Der Kreml hört die Signale

Russlands Staatspräsident Medwedjew kündigt eine Reform des Wahlrechts an.

Teilen
Folgen

Von Ulrich Heyden, SZ-Korrespondent in Moskau

Der Auftritt im Kreml war mit Spannung erwartet worden: Vor mehreren Hundert Parlamentariern und Vertretern des öffentlichen Lebens trug der russische Staatspräsident Dmitri Medwedjew seine Jahresbotschaft vor. Darin machte er einige bemerkenswerte Vorschläge zur Reform des politischen Systems, welche im Laufe der nächsten Jahre umgesetzt werden sollen. Dass die angekündigte Reform eine Antwort auf die Proteste gegen Wahlfälschungen ist, daran besteht nach Meinung der Internetzeitung Gazeta.ru kein Zweifel. Sie bezeichnete Medwedjews Rede als „Botschaft an den Bolotnaja“. Auf dem „Bolotnaja-Platz“ hatten sich am 10. Dezember 40000 Menschen versammelt, um Neuwahlen zu fordern.

Nach dem Plan von Medwedjew sollen Gouverneure in den Regionen wieder vom Volk gewählt werden. Während für die Registrierung einer Partei heute 45000 Mitglieder nötig sind, werden künftig nur noch 500 Personen ausreichen. Präsidentschaftskandidaten sollen in Zukunft statt zwei Millionen nur noch 300000 Unterschriften zu ihrer Registrierung vorlegen müssen.

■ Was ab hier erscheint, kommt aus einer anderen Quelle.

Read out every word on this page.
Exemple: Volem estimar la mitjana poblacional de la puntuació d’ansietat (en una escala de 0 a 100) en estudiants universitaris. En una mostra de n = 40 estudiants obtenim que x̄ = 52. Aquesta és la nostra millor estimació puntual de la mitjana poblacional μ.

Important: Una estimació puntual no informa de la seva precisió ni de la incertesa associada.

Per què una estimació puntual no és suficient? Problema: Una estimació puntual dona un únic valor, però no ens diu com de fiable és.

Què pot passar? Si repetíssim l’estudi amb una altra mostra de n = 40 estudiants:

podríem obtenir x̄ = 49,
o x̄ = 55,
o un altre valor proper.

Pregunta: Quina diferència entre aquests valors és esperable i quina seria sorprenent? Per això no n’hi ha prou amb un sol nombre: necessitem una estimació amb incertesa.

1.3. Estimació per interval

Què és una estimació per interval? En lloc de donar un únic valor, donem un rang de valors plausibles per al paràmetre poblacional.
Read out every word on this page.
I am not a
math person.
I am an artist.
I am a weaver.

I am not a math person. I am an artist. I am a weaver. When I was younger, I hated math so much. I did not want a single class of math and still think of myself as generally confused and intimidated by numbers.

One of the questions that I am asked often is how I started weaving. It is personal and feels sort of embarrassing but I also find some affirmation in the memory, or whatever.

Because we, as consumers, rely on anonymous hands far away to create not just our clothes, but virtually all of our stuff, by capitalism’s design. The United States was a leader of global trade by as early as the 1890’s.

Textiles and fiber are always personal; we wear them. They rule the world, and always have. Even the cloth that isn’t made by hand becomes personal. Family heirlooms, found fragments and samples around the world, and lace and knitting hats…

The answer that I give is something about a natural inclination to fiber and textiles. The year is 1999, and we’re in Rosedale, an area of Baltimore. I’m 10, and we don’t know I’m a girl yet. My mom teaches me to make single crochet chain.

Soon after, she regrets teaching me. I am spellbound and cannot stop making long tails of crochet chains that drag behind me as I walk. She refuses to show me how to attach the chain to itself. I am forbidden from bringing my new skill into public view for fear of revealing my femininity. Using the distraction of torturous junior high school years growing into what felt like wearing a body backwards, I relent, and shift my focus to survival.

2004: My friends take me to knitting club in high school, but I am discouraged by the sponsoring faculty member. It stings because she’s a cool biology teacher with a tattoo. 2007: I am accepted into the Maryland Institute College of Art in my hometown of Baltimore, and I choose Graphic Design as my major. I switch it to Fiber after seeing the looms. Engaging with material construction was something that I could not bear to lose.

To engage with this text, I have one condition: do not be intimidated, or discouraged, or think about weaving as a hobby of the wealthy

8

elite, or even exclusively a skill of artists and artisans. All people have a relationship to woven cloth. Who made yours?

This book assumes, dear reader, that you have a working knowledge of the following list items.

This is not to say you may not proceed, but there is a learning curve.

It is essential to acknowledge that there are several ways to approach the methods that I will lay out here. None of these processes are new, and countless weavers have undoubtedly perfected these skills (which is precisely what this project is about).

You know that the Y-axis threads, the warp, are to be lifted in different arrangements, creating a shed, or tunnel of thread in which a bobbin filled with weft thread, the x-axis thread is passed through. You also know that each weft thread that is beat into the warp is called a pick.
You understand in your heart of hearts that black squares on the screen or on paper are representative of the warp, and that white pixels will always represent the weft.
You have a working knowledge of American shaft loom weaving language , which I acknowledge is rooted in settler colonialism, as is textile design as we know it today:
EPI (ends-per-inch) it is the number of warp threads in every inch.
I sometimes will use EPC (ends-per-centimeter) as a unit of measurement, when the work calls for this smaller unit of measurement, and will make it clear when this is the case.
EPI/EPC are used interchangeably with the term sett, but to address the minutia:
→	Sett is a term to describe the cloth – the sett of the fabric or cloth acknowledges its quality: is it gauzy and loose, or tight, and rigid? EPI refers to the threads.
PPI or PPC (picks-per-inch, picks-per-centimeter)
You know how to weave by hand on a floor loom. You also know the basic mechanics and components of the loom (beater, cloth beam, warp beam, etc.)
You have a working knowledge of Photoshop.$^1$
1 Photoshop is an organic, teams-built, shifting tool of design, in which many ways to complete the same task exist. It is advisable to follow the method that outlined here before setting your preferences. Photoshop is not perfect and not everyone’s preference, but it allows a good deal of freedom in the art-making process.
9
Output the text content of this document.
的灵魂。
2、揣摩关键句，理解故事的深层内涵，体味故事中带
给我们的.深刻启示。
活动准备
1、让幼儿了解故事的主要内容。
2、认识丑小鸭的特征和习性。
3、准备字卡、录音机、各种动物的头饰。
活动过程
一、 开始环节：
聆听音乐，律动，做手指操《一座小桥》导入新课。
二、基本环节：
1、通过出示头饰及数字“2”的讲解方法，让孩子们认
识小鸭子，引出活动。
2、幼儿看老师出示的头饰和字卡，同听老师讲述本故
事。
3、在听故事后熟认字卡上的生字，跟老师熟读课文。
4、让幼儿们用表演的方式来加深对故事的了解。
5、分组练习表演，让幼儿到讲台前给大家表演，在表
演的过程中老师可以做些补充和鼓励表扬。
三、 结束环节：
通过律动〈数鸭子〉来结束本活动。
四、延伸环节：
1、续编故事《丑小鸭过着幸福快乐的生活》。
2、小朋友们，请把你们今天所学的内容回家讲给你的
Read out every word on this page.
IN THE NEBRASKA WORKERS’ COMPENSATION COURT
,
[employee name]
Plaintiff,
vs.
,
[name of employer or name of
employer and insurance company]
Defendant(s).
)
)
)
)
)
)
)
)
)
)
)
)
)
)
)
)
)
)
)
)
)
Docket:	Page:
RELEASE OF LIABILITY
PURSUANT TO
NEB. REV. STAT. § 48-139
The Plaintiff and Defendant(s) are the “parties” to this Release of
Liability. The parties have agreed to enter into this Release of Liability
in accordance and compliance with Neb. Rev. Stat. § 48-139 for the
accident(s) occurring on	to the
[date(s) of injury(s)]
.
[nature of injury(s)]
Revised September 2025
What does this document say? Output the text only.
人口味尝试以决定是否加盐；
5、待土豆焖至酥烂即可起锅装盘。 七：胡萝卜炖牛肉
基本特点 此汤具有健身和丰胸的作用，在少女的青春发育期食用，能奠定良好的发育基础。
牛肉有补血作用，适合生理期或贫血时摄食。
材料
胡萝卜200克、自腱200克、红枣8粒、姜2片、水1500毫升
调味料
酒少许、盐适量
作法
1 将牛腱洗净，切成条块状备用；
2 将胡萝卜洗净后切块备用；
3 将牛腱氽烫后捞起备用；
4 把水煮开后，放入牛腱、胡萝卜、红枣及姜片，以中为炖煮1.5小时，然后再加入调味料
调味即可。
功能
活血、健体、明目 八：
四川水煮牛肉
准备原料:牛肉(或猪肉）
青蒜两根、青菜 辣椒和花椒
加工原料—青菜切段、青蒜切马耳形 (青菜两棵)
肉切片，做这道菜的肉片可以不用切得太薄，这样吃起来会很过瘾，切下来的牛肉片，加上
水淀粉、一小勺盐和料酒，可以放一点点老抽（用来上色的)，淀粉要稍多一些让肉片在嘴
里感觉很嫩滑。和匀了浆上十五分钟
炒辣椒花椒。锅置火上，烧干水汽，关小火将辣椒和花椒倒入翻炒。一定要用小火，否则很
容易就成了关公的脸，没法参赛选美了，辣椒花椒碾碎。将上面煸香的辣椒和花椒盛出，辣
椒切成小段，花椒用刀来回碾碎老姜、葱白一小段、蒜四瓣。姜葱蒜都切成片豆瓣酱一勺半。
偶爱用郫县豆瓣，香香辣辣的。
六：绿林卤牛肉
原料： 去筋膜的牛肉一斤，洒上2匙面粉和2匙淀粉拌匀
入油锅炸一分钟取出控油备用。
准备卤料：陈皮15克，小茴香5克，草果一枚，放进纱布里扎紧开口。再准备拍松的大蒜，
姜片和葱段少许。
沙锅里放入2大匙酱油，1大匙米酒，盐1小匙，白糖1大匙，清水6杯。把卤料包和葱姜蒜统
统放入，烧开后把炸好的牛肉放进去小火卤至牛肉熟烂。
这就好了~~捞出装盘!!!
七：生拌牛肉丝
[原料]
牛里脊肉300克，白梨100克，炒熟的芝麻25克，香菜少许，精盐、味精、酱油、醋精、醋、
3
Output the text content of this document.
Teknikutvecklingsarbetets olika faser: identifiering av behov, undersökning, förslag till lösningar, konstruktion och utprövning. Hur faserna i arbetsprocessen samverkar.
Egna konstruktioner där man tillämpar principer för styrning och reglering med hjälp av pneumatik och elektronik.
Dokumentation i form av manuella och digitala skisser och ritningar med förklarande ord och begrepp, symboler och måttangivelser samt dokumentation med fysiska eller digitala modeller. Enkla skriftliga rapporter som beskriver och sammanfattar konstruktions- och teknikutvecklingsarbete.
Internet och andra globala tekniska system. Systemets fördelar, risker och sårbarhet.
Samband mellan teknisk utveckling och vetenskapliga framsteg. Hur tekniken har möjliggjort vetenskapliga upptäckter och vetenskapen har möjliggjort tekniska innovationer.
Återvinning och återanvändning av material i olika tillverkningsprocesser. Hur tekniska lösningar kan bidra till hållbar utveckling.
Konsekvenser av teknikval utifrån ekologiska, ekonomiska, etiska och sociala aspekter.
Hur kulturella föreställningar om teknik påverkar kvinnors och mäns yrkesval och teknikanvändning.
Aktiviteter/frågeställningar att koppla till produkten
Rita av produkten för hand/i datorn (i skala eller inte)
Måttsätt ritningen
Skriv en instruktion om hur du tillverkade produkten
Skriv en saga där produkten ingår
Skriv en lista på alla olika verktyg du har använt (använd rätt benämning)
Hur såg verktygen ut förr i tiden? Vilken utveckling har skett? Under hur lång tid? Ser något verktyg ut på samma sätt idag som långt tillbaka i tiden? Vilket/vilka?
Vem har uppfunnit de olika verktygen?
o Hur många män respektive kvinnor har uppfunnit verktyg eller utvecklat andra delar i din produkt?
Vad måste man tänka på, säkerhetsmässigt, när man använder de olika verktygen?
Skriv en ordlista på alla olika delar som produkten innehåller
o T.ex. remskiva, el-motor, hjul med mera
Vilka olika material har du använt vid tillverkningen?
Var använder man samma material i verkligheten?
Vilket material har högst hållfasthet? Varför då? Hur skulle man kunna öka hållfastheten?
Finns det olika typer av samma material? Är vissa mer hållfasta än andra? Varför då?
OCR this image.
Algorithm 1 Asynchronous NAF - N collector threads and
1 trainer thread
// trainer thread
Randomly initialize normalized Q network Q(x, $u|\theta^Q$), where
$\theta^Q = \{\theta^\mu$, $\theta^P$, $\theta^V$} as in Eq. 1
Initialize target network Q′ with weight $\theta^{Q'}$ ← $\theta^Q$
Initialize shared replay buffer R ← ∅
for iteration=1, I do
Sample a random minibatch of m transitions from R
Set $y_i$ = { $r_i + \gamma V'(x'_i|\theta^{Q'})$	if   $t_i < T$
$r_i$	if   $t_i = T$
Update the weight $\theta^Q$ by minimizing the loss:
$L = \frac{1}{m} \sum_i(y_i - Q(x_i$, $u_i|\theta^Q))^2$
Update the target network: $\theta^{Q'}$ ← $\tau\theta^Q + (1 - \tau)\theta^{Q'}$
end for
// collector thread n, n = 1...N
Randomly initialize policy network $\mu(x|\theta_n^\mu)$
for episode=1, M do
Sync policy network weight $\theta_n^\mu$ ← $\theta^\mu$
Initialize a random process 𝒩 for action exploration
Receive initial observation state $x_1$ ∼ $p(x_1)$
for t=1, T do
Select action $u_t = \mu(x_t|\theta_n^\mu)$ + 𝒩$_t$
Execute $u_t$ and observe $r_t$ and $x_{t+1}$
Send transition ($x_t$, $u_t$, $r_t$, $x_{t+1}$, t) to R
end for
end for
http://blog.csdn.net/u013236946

Die Wahlrechtsreform soll Einschränkungen rückgängig machen, die der frühere Präsident Wladimir Putin 2004 mit Verweis auf terroristische Bedrohungen veranlasst hatte. Außerdem will Medwedjew einen „öffentlich-rechtlichen Fernsehkanal schaffen, in dem weder der Staat noch private Investoren das letzte Wort haben.